The case was brought, after complaints by the American Legion and the Catholic Church, during the election campaign of 1940 as part of the drive against Communist election activity. Ironically, a party prosecuted for advocating overthrow of the government by force was brought to trial at a time when they were resorting to the very orderly ballot box.
And thirty states have similar sweeping syndicalism acts on the books. In one of them the new crime of syndicalism is defined as "Any doctrine or precept advocating . . . unlawful acts of force . . . as a means of accomplishing a change in industrial ownership . . . or effecting any political change." These laws are a menace to civil liberties because they do not fix the line between permissible and punishable utterances, and because, though they seem at first sight to apply to thoroughly seditious persons, they can easily be interpreted by juries in times of excitement of include peaceable advocates of industrial or political change.
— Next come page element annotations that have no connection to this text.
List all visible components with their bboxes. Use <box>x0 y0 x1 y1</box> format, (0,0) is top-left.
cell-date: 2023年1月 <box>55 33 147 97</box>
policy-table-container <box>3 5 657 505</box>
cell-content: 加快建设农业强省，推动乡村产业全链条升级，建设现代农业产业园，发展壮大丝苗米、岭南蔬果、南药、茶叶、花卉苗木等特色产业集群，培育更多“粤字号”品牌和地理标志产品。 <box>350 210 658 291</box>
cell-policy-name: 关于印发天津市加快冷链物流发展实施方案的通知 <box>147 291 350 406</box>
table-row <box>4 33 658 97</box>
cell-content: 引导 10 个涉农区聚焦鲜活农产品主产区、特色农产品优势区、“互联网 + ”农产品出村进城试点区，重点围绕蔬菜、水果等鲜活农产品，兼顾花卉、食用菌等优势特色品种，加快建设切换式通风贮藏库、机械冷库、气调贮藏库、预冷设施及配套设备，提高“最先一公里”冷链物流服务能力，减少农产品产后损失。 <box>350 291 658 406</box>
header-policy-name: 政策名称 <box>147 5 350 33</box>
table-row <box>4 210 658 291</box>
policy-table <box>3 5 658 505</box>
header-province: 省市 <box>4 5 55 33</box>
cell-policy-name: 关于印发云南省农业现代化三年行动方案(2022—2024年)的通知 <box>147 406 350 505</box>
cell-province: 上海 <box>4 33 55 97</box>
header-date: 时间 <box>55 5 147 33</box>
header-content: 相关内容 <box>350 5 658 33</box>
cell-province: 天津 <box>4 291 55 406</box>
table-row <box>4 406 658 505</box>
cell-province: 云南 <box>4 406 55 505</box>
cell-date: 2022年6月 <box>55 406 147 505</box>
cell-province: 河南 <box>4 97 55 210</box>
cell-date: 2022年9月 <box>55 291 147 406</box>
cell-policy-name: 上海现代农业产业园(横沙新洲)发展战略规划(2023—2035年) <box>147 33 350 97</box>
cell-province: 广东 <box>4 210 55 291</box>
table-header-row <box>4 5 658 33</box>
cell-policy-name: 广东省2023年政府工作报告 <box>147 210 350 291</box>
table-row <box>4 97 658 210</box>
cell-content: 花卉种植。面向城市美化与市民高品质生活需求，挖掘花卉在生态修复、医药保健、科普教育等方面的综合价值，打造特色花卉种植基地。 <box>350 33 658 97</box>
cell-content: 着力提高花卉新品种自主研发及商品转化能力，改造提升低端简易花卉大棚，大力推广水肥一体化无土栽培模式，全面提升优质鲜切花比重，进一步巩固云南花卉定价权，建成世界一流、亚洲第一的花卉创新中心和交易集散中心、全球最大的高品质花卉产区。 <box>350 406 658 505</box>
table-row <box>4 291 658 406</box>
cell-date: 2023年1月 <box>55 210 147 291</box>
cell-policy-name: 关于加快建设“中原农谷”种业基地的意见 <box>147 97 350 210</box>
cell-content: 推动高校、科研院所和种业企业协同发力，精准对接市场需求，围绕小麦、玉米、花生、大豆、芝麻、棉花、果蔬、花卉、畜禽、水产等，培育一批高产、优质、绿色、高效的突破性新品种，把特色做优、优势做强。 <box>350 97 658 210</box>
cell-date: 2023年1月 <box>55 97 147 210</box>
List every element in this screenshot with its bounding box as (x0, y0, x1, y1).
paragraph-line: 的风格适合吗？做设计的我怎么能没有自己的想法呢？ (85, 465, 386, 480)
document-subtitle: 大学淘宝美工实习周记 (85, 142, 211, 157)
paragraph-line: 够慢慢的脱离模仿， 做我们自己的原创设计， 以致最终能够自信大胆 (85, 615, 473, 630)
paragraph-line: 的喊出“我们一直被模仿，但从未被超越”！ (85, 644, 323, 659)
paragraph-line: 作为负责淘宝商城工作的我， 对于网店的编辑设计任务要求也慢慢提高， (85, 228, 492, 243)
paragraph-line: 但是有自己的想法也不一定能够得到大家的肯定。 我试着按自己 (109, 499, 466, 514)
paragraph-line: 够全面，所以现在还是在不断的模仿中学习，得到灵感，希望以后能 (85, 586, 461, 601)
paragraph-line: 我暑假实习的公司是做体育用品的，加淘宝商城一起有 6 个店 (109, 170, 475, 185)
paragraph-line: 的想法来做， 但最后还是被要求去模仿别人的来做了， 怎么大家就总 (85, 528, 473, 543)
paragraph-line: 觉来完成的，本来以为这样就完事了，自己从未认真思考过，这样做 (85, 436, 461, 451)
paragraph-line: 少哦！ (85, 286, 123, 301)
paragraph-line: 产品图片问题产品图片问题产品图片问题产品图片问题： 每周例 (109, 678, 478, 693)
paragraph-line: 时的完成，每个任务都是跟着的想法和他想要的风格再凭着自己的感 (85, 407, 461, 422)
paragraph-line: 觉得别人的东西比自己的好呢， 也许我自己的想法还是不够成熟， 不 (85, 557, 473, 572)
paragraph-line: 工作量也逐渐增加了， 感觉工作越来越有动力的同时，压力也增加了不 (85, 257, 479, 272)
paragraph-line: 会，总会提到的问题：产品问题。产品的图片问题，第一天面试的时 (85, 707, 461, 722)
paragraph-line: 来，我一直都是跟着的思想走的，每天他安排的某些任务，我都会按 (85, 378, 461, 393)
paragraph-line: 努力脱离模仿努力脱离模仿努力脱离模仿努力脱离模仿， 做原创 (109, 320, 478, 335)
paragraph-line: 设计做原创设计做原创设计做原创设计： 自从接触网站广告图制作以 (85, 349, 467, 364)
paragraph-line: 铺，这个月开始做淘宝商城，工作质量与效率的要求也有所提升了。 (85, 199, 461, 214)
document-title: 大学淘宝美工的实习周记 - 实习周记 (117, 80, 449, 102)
The Oklahoma court remanded these three cases for retrial, ruling that no competent evidence had been submitted that the Communist Party or the defendants had either sought to overthrow the government by force and violence or advocated such doctrine. It is fortunate that the higher court could sense the weakness of a law so susceptible to wide interpretation when it deplored prosecution for opinion and made a plea for the wisdom of giving people "an opportunity to let off a little steam . . . against the possible wrong-doings of the government." But, though the interpretation was condemned, the law itself was upheld, leaying the way open, under it, or one of the thirty-two similar state laws, for a repetition of the case of De Jonge vs. Oregon in which the state sentenced a man to seven years' imprisonment for nothing else except assisting in the conduct of a meeting whose only alleged unlawfulness lay in its being called by the Communist Party.